At the risk of eliciting a chorus of jaded groans: Yes, Peter Hook & the Light, led by the bassist for the influential Joy Division, performed a rousing rendition of the post-punk swan song “Love Will Tear Us Apart” last night at the Bluebird in the first of two encores. Did you think they wouldn’t?
The surprise was that the revered hit may have been the worst song of the otherwise iconic, appropriate, set. Maybe Hook meant it literally when he introduced the song as “One that’s meant to leave you with a smile.”
Over the course of 90 minutes, Hook and his much younger sidemen may have won over even the most cynical, jaded post-punk hipster as they played the entire seminal Joy Division album “Unknown Pleasures,” bookended by works that spanned the band’s early career, including a few from their early incarnation as Warsaw.
Though Hook’s reputation as a difficult character preceded him — furthered by depictions of him as a whining 20-something in movies like “Closer” and “24-Hour Party People” and the well-documented feud with New Order frontman Bernard Sumner — his dedication to these classic songs quickly eschewed any of that characterization.
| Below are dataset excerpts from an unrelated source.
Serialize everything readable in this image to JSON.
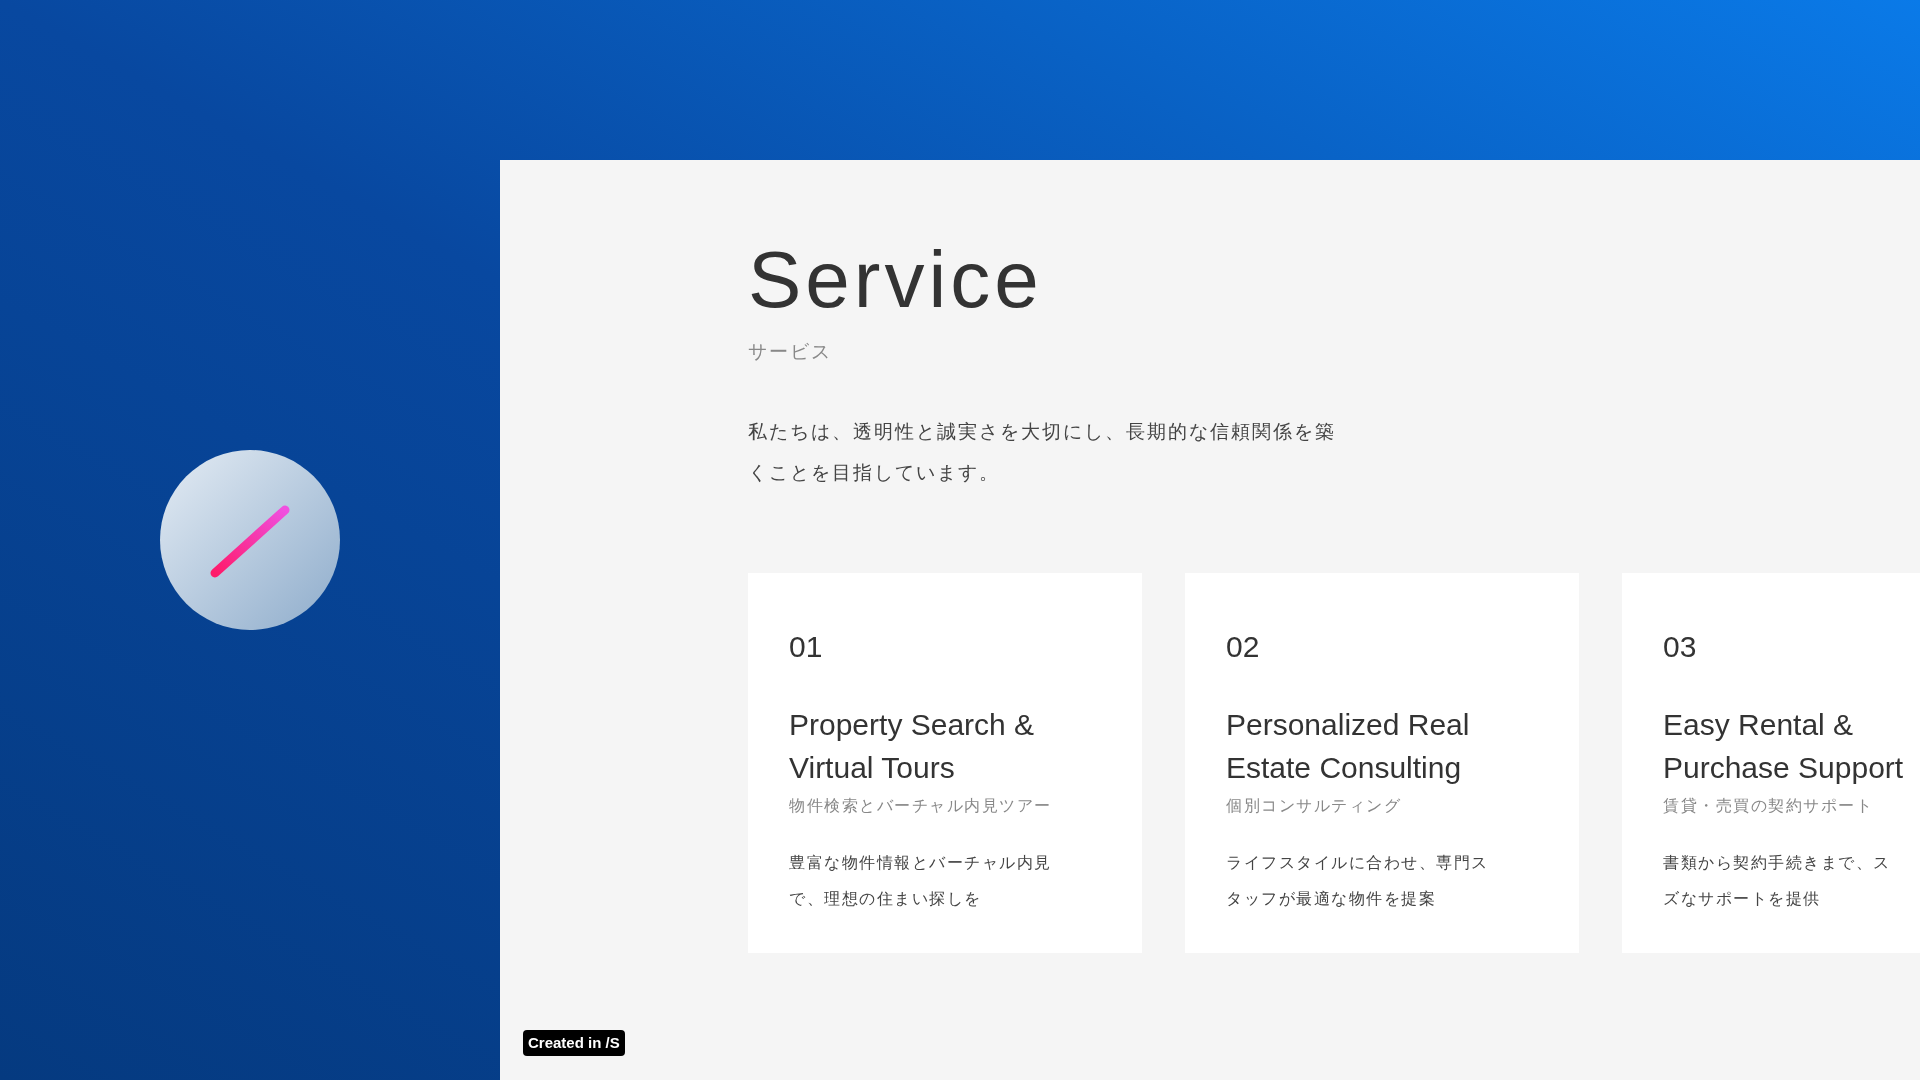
{
  "section": {
    "title": "Service",
    "subtitle": "サービス",
    "lead": [
      "私たちは、透明性と誠実さを大切にし、長期的な信頼関係を築",
      "くことを目指しています。"
    ]
  },
  "cards": [
    {
      "number": "01",
      "title": "Property Search & Virtual Tours",
      "subtitle": "物件検索とバーチャル内見ツアー",
      "text": [
        "豊富な物件情報とバーチャル内見",
        "で、理想の住まい探しを"
      ]
    },
    {
      "number": "02",
      "title": "Personalized Real Estate Consulting",
      "subtitle": "個別コンサルティング",
      "text": [
        "ライフスタイルに合わせ、専門ス",
        "タッフが最適な物件を提案"
      ]
    },
    {
      "number": "03",
      "title": "Easy Rental & Purchase Support",
      "subtitle": "賃貸・売買の契約サポート",
      "text": [
        "書類から契約手続きまで、ス",
        "ズなサポートを提供"
      ]
    }
  ],
  "badge": {
    "label": "Created in /S"
  }
}
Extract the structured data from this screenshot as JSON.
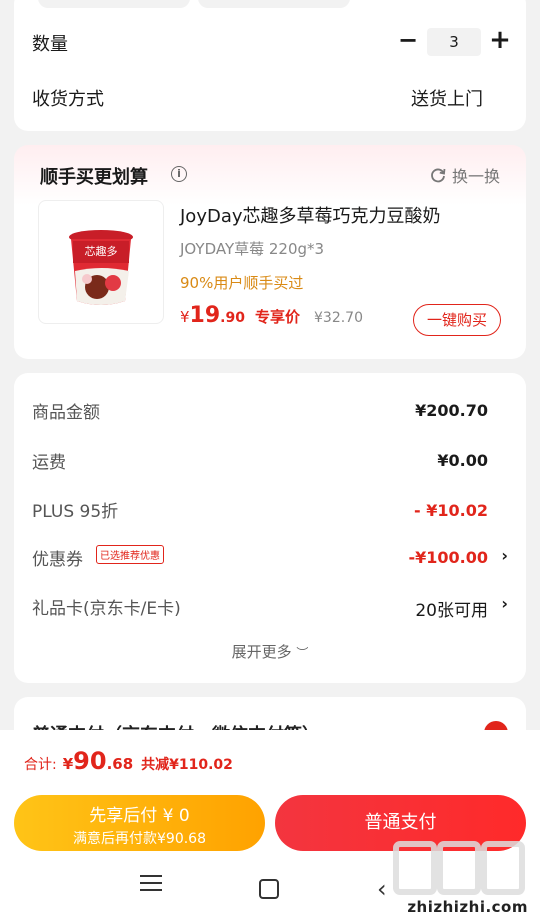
{
  "order": {
    "quantity_label": "数量",
    "quantity_value": "3",
    "minus_symbol": "−",
    "plus_symbol": "+",
    "shipping_label": "收货方式",
    "shipping_value": "送货上门"
  },
  "addon": {
    "title": "顺手买更划算",
    "info_symbol": "i",
    "swap_label": "换一换",
    "product": {
      "title": "JoyDay芯趣多草莓巧克力豆酸奶",
      "spec": "JOYDAY草莓 220g*3",
      "hint": "90%用户顺手买过",
      "price_symbol": "¥",
      "price_int": "19",
      "price_dec": ".90",
      "price_tag": "专享价",
      "original_price": "¥32.70",
      "buy_label": "一键购买",
      "cup_brand": "芯趣多"
    }
  },
  "summary": {
    "goods_label": "商品金额",
    "goods_value": "¥200.70",
    "freight_label": "运费",
    "freight_value": "¥0.00",
    "plus_label": "PLUS 95折",
    "plus_value": "- ¥10.02",
    "coupon_label": "优惠券",
    "coupon_tag": "已选推荐优惠",
    "coupon_value": "-¥100.00",
    "giftcard_label": "礼品卡(京东卡/E卡)",
    "giftcard_value": "20张可用",
    "expand_label": "展开更多"
  },
  "payment_peek": {
    "label": "普通支付（京东支付、微信支付等）"
  },
  "bottom": {
    "total_label": "合计:",
    "total_symbol": "¥",
    "total_int": "90",
    "total_dec": ".68",
    "total_save": "共减¥110.02",
    "later_line1": "先享后付 ¥ 0",
    "later_line2": "满意后再付款¥90.68",
    "pay_label": "普通支付",
    "watermark": "zhizhizhi.com"
  },
  "colors": {
    "accent_red": "#e1251b",
    "hint_orange": "#d98a15",
    "later_yellow": "#ffb100"
  },
  "icons": {
    "info": "info-icon",
    "swap": "refresh-icon",
    "chevron": "chevron-right-icon",
    "expand": "chevron-down-icon",
    "nav_menu": "menu-icon",
    "nav_home": "home-icon",
    "nav_back": "back-icon"
  }
}
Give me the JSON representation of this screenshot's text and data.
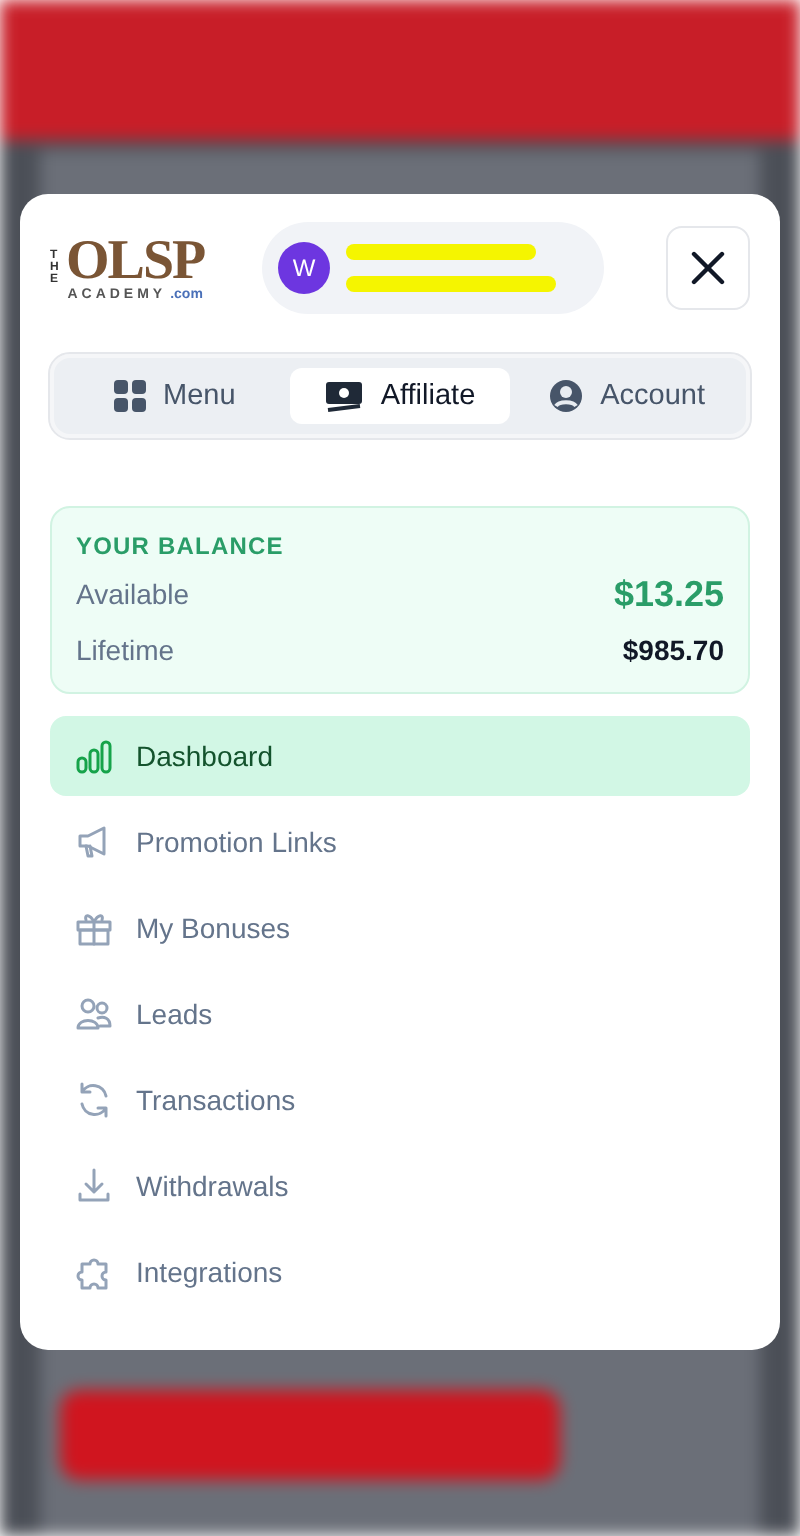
{
  "logo": {
    "top": "THE",
    "main": "OLSP",
    "sub": "ACADEMY",
    "suffix": ".com"
  },
  "user": {
    "initial": "W",
    "redacted": true
  },
  "tabs": [
    {
      "label": "Menu",
      "kind": "grid",
      "selected": false
    },
    {
      "label": "Affiliate",
      "kind": "money",
      "selected": true
    },
    {
      "label": "Account",
      "kind": "user",
      "selected": false
    }
  ],
  "balance": {
    "title": "YOUR BALANCE",
    "rows": [
      {
        "label": "Available",
        "value": "$13.25",
        "kind": "primary"
      },
      {
        "label": "Lifetime",
        "value": "$985.70",
        "kind": "secondary"
      }
    ]
  },
  "nav": [
    {
      "label": "Dashboard",
      "kind": "chart",
      "selected": true
    },
    {
      "label": "Promotion Links",
      "kind": "megaphone",
      "selected": false
    },
    {
      "label": "My Bonuses",
      "kind": "gift",
      "selected": false
    },
    {
      "label": "Leads",
      "kind": "users",
      "selected": false
    },
    {
      "label": "Transactions",
      "kind": "refresh",
      "selected": false
    },
    {
      "label": "Withdrawals",
      "kind": "download",
      "selected": false
    },
    {
      "label": "Integrations",
      "kind": "puzzle",
      "selected": false
    }
  ]
}
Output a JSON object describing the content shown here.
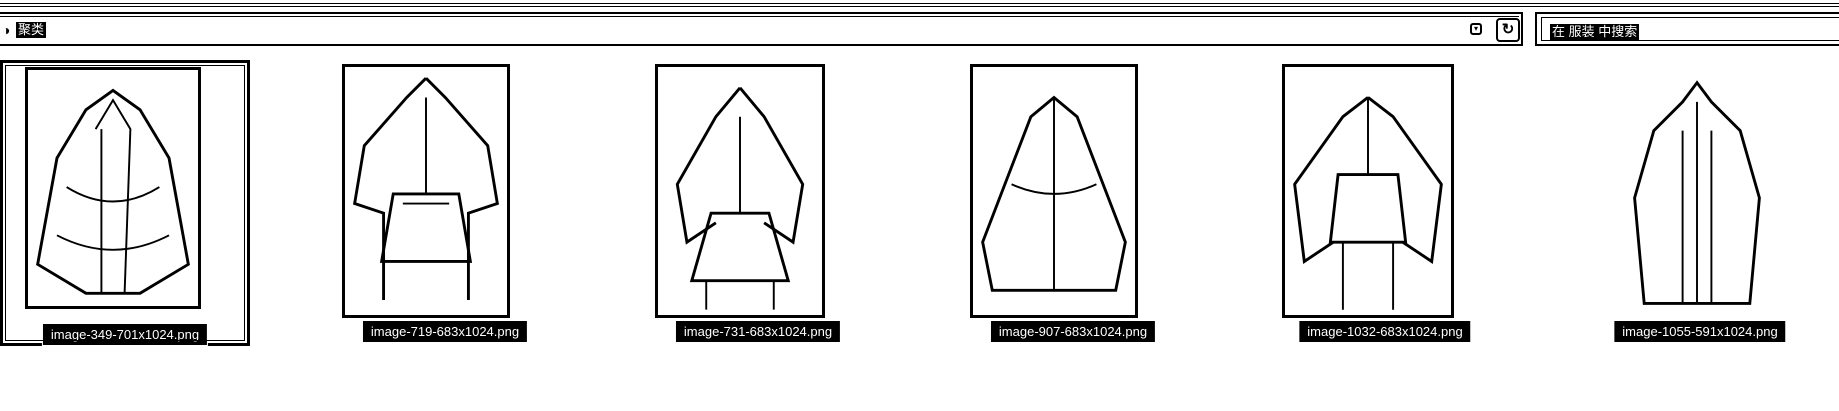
{
  "address_bar": {
    "path_label": "聚类",
    "nav_icon": "folder-nav-icon",
    "dropdown_icon": "chevron-down-icon",
    "refresh_icon": "refresh-icon"
  },
  "search": {
    "placeholder": "在 服装 中搜索"
  },
  "files": [
    {
      "name": "image-349-701x1024.png",
      "selected": true
    },
    {
      "name": "image-719-683x1024.png",
      "selected": false
    },
    {
      "name": "image-731-683x1024.png",
      "selected": false
    },
    {
      "name": "image-907-683x1024.png",
      "selected": false
    },
    {
      "name": "image-1032-683x1024.png",
      "selected": false
    },
    {
      "name": "image-1055-591x1024.png",
      "selected": false
    }
  ]
}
Aside from a tendency to scream out in an off-kilter (yet strangely fitting) exuberance, Hook played a strong, tragic Ian Curtis.
More DenverThread thoughts:
Hook and company – which included his son on bass – pulled off what we actually thought was not going to happen as we started to walk in the Bluebird: they brought Joy Division to life again, and for the first time for the vast majority of the audience present. The under-the-skin feeling of what might happen was that they would only be able to replicate a portion of the seminal band’s sound – and even less of the passionate emotion behind the music – that would come across (at best) as sarcastic or embarrassing, or (at worst) insulting and sad.
We were wrong.
As the Reverb review said, there were times the set was just a tad to well-done – but that’s inevitable. After all, Hook helped create these songs, and has been playing them for over 30 years – it’s nearly impossible for him not to have altered them with a modicum of smooth. But beyond that, the Light also added a different style of urgency – maybe even a tinge of contemporary pop to it that fit surprisingly well.
More importantly, the group gifted the few hundred in the audience with a chance to catch some of the most influential rock music to be performed in the past 30 years. And we found we were hungry for it.